Sırada biraz toparlanıp konuşmaya başladı. ''Bak bu çok önemli tamam mı? Dünya da özel gücü olan çok az vampir görülür. Sanırım bunlardan biri de sensin. Akşam bunu babamla konuşsak iyi olur.

''Baban 1 hafta iş gezisinde değil miydi ve senin de gücün var mı peki?''

''Ahh hayır. Varsa da ben keşfedemedim sanırım. Babam konusunda da haklısın unuttum ben onu. Neyse akşam biz bir şeyler araştırırız o zaman.'' Ellerini saçlarından geçirip geriye doğru itti.

''Tamam, peki bu güç işi falan kötü bir şey mi?'' Artık her şeyden şüphe duyar olmuştum.

Gerçekten her belayı üzerime çekiyordum. Umarım lanet gibi bir şey değildir.

''Hayır hayır. Asla değil ama kötüye kullanmadığında. İnsanlara ya da diğer canlılara sırf zevk için acı veremezsin veya güçlerini onların üzerinde deneyemezsin.''

''Böyle bir şey yapmam, sadece bana sürtük demeye çalıştığı için Joe'ya çok sinirlendim bir anda oldu.''

''Anlıyorum. Kendini kontrol etmen lazım. Bunu yapabilirsin değil mi?''

''Yani, sanırım, denerim. Bilmiyorum. Ne yapmalıyım?'' Galiba deneyebilirdim.

''Eve gidene kadar sinirlenmemeye çalış.''

''Evet anladım sanırım. Sinirlenmek yok.''

''Tamam. Şimdi hoca gelir. Biraz sakinleş. Sorun yok. Tamam mı?''

''Tamam anladım.''

Max sorun yok diyordu ama umarım kötü bir şey yoktur. Benden bir şey saklamıyordur.

Joe'nun gözlerini üzerimde hissedebiliyorum. Tyler yetmezmiş gibi bir de bu kötü çocuğumuz oldu. Yinede bu çocuk benim için kolay lokmaydı. Evet yapabilirdim. Karşı koyabilirdim. Güçlü olabilirdim. Güçlü olmalıydım.

''Hey Angel!'' Max'in bana seslenmesiyle kendimi düşüncelerimden arındırdım.

''Evet Max?''

''Dalmışsın hoca geldi ayağa kalk.

''Pardon. Gerçekten dalmıştım.''

''Günaydın gençler oturun.'' Öğretmen masasına ellerini koymuş ve belini hafifçe geriye itmiş sarışın hocada gözlerimi dolaştırdım.

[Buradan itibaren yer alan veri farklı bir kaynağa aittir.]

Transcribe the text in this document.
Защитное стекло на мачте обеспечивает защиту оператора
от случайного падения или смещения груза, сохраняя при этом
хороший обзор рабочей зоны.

Üzerindeki beyaz gömleği, siyah ütülü ceketi ve mavi kravatıyla klasik insan okullarındaki öğretmenlere benziyordu

''Teşekkürler'' Hep bir ağızdan teşekkür ettikten sonra tekrar oturduk.

''Max burası da bizim insan okullarına benziyor. Müzik odası da varsa tamamdır.''

Dalgaya vurarak söylemiştim ama bir de rezil olmasaydım.

''Evet. İnsan okuluna benziyor ama tek fark burada türümüze özel dersler göreceğiz. Nick söylemiştir. Güç, hız falan. Bu arada müzik odası da var.''

''Evet söylemişti. Müzik odası konusunda ciddi misin?'' Tek Kasımı havaya kaldırdım.

''Evet ciddiyim.''

Biz Max'le konuşmaya dalmışken gayet güzel olan sohbetimizi çok sevgili (!) hocamız bozmuştu. Daha müzik odasına bile sevinememiştim ki.

''Gençler siz ne konuşuyorsunuz, Max?''

''Hiç.''

''Yanındaki öğrencimiz yeni sanırım.''

''Evet yeni geldi.''

''Kalk bakalım kızım kendini anlat biraz. Bu arada ben Tom Clarke düşünce öğretmeniyim.'' Eliyle beni işaret edince oturduğum yerden yavaşça ayağa kalktım.

''Ben Angel Morgan. Buraya yeni taşındım.''

''Ne zamandır vampirsin.''

''Bir kaç aydır.''

''Yeniymişsin. Peki, seni kimin dönüştürdüğünü sorsam?''

Gözlerimi sıkıca kapatıp açtım.''Tyler. Tyler Stayn''

''Köken vampir olan mı?''

''Şey evet.''

Düşünce öğretmeni Tom biraz şaşırsada belli etmemeye çalışarak durumu hemen toparladı.

''Onun ismini duymuştum. Peki oturabilirsin.''

''Teşekkürler.''

Tyler'ın adını söyleyince kendimi kötü hissetmiştim. Sanki içimdeki bazı şeyler tekrar hareketleniyordu. Joe da olduğu gibiydi ama sakin olmalıydım. O burada değildi. Güvendeyim. Mutlu olmalıydım. Ondan intikamımı ileride alacaktım. İleride...

Güzel şeyler düşün Angel diye kendi kendime sakinleşmeye çalıştım. Çiçek, kuş, kelebek, elbise, ayakkabı, topuklu, sivri, vampir, insan,''KAN''

Hayır hayır kan düşünmeyi kes Angel. Kes şunu!!! Kan falan yok. Hayır kan yok!!!